El inicio de la campaña para derrocar a Al Asad se remonta a Daraa, en el sudoeste de Siria, escenario de una revuelta popular en 2011. En ese contexto, el avance exitoso del grupo militante Hayat Tahrir al-Sham (HTS) desde su base en Idlib, en el noroeste de Siria, hasta la capital, Damasco, es un final apropiado: una revolución popular del pueblo para el pueblo. Sin embargo, nadie puede decir todavía qué tipo de futuro prevé para Siria el líder de HTS, Abu Mohammed al-Jolani, ex yihadista vinculado a Al Qaeda y un terrorista en búsqueda reconvertido en 'libertador nacional'. HTS tiene antecedentes de abusos de los derechos humanos y de gobierno autoritario en Idlib.

Según se informa, muchos sirios siguieron en masa la bandera de HTS cuando las fuerzas de Jolani avanzaron hacia el sur. Pero otros grupos, con objetivos e intereses diferentes, se están moviendo rápidamente para explotar la crisis. Entre ellos se incluyen una coalición de milicias nacionalistas lideradas por los kurdos en el noreste –las Fuerzas Democráticas Sirias, apoyadas por Estados Unidos–; facciones rebeldes apoyadas por Turquía conocidas colectivamente como el Ejército Nacional Sirio, y grupos de oposición en el sur, unidos por el odio a Al Asad, pero tal vez no mucho más.

¿Se puede reconstruir el mosaico sirio de antes de la guerra –multiétnico, multirreligioso, inusualmente tolerante y secular–? ¿Es Jolani un hombre apto para liderar una nación? ¿Quién más podría evitar una fractura territorial y política anárquica? Nadie tiene respuestas a estas preguntas todavía. El primer ministro del régimen, Mohammed Ghazi Jalali, anunció que, a diferencia del derrocado Al Asad, se queda y está dispuesto a trabajar con los insurgentes. Palabras valientes, y esperemos que no sean las últimas.

Los desafíos que tenemos por delante son verdaderamente abrumadores. La guerra civil mató a más de 300.000 personas, aunque algunas estimaciones duplican esa cifra. Se cree que unas 100.000 personas están desaparecidas desde 2011. ¿Dónde están? Ahora comienza un terrible recuento. La mitad de la población –unos 12 millones de personas– está desplazada. Decenas de miles fueron detenidas sin juicio, torturadas, maltratadas por el régimen. Sus cárceles se están vaciando, enviando una marea de personas enojadas, amargadas, con cicatrices físicas y psicológicas y vengativas de regreso a una sociedad devastada y ya disfuncional. Millones de refugiados, en Turquía y Jordania, pueden regresar a casa en masa. Se avecinan calamidades humanitarias y de seguridad.
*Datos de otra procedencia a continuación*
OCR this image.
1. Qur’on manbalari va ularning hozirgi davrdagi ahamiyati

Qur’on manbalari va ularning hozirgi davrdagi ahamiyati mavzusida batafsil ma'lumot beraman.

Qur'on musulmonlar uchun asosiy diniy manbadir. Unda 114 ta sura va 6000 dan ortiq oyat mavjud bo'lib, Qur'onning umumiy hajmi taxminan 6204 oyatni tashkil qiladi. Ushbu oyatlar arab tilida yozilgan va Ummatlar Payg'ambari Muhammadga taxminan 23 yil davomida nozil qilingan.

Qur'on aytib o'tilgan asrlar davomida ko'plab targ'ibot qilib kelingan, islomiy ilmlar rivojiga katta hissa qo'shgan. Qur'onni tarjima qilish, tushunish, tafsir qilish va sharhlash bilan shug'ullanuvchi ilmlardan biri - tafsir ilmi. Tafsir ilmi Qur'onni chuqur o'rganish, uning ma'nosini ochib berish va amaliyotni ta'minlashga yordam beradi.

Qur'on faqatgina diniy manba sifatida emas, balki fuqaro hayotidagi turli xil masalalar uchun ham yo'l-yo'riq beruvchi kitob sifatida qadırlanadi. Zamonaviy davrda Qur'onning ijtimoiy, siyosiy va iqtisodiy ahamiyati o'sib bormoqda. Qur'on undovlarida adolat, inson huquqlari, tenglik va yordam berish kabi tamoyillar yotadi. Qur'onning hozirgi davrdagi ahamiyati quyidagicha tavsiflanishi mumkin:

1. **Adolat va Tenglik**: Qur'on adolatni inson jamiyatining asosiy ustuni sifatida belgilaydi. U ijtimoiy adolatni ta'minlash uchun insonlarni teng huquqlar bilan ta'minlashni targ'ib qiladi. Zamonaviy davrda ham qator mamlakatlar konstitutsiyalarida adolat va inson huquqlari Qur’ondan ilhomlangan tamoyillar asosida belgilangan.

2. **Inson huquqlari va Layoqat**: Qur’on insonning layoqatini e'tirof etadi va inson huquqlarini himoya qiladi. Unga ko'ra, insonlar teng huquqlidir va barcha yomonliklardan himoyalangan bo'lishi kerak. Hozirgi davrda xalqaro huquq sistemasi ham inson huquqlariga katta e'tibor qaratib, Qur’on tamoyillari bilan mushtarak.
La intromisión extranjera destructiva –central en la historia de Siria desde que comenzó la guerra– es otra amenaza muy real si las cosas se desmoronan. El derrocamiento de Al Asad representa una enorme derrota para sus principales patrocinadores, Rusia e Irán. Vladimir Putin invadió Siria en 2015 después de que el entonces presidente estadounidense, Barack Obama, diera marcha atrás priorizando la lucha contra el terrorismo por encima del apoyo a las fuerzas prodemocráticas. Los bombarderos de la fuerza aérea rusa, junto con la Guardia Revolucionaria iraní, mantuvieron a Al Asad en el poder. La recompensa a Putin fueron bases militares y mayor influencia. Todo eso está en peligro ahora.
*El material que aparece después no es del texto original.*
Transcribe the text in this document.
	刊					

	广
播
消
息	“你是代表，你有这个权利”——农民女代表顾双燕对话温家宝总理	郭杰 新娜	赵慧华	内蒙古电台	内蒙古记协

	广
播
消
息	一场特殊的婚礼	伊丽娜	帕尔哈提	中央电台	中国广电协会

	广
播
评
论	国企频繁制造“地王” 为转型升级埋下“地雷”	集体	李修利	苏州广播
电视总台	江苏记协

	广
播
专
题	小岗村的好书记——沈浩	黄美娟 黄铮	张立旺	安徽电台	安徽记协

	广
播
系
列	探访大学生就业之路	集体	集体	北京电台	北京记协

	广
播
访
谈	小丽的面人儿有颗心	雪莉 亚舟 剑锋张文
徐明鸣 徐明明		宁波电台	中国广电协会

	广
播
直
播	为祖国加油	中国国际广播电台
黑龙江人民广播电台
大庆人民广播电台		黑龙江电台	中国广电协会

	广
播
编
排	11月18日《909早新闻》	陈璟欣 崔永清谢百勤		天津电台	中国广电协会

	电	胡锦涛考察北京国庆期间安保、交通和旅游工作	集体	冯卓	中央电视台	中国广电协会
Para Irán, el colapso sirio es sólo el último de una serie de reveses vinculados a la respuesta de Israel tras los ataques de Hamás del 7 de octubre de 2023. El debilitamiento de Hezbolá tras la ofensiva israelí en el Líbano, aliado clave de Teherán en el llamado “eje de resistencia” regional, quitó a Al Asad otro apoyo importante y volvió más vulnerable la posición de Irán. Se dice que su embajada en Damasco está siendo atacada. Sus diplomáticos han huido. Sin embargo, ni Rusia ni Irán se rendirán. Tratarán de moldear el nuevo orden en su beneficio, sin importar lo que sea mejor para el pueblo sirio.

Lo mismo puede decirse de Israel, que, en su campaña contra Hamás y otros aliados iraníes, ha bombardeado repetidamente lo que dice son objetivos iraníes y de Hezbolá en Damasco y otros lugares de Siria. Teherán ve la mano de Israel en la caída de Al Asad. Aunque tal vez no deliberadamente, Israel –siguiendo la ley de las consecuencias no deseadas–ciertamente ayudó a debilitarlo. Ahora le preocupa un estado fallido en su frontera, quién controla las armas químicas de Al Asad y una posible amenaza renovada de los yihadistas islamistas.

Hablando de goles en propia puerta, el exfutbolista Recep Tayyip Erdogan, presidente de Turquía, está claramente a la cabeza. Se cree que dio luz verde a HTS para lanzar su ofensiva después de que Al Asad rechazara sus intentos de crear una zona de amortiguación fronteriza dentro de Siria. Erdogan está obsesionado con la “amenaza” kurda del norte de Siria e Irak. Ahora puede enviar más tropas al otro lado de la frontera. Sin embargo, ¿realmente tenía la intención de aplastar al régimen y provocar el caos en toda Siria? Tal vez Erdogan podría explicar cómo sirve eso a los intereses de Turquía.

A menos que se crea en las teorías conspirativas más oscuras, Estados Unidos, Gran Bretaña y Europa han estado tan sorprendidos por los acontecimientos como Al Asad. Eso en sí mismo es un fallo alarmante de inteligencia, pero, de nuevo, el papel de Occidente en la guerra siria ha supuesto un fracaso largo y abyecto. En gran medida, observó cómo se desarrollaban los más terribles sufrimientos, desplazamientos masivos, crímenes de guerra, uso ilegal de armas químicas y otros horrores. Sus intervenciones ocasionales –como el bombardeo aislado de Donald Trump en 2017 de instalaciones militares del régimen después de un ataque con armas químicas en Khan Sheikhun en ldlib– se llevaron a cabo más para aliviar las conciencias colectivas que para lograr un cambio real. Ahora Occidente vuelve a ser un espectador, aunque el riesgo que plantea el desmoronamiento del Estado es relevante. “No es nuestra lucha”, dice Trump con aire de suficiencia.

Tampoco tiene sentido buscar ayuda en los vecinos árabes del Golfo en este momento crítico. Hace poco más de un año, Al Asad logró romper su bien merecido estatus de paria internacional en una cumbre de la Liga Árabe en Riad. Fue agasajado, entre otros, por el líder saudí, Mohammed bin Salman. El mensaje no tan diplomático fue el que que Al Asad había regresado. Rehabilitado. El mundo podía volver a hacer negocios con él.

Error. Al Asad era un monstruo y sigue siéndolo. Dondequiera que esté, no debería dormir tranquilo. Mientras tanto, es el pueblo sirio el que tiene que salvar a Siria. Nadie más lo hará.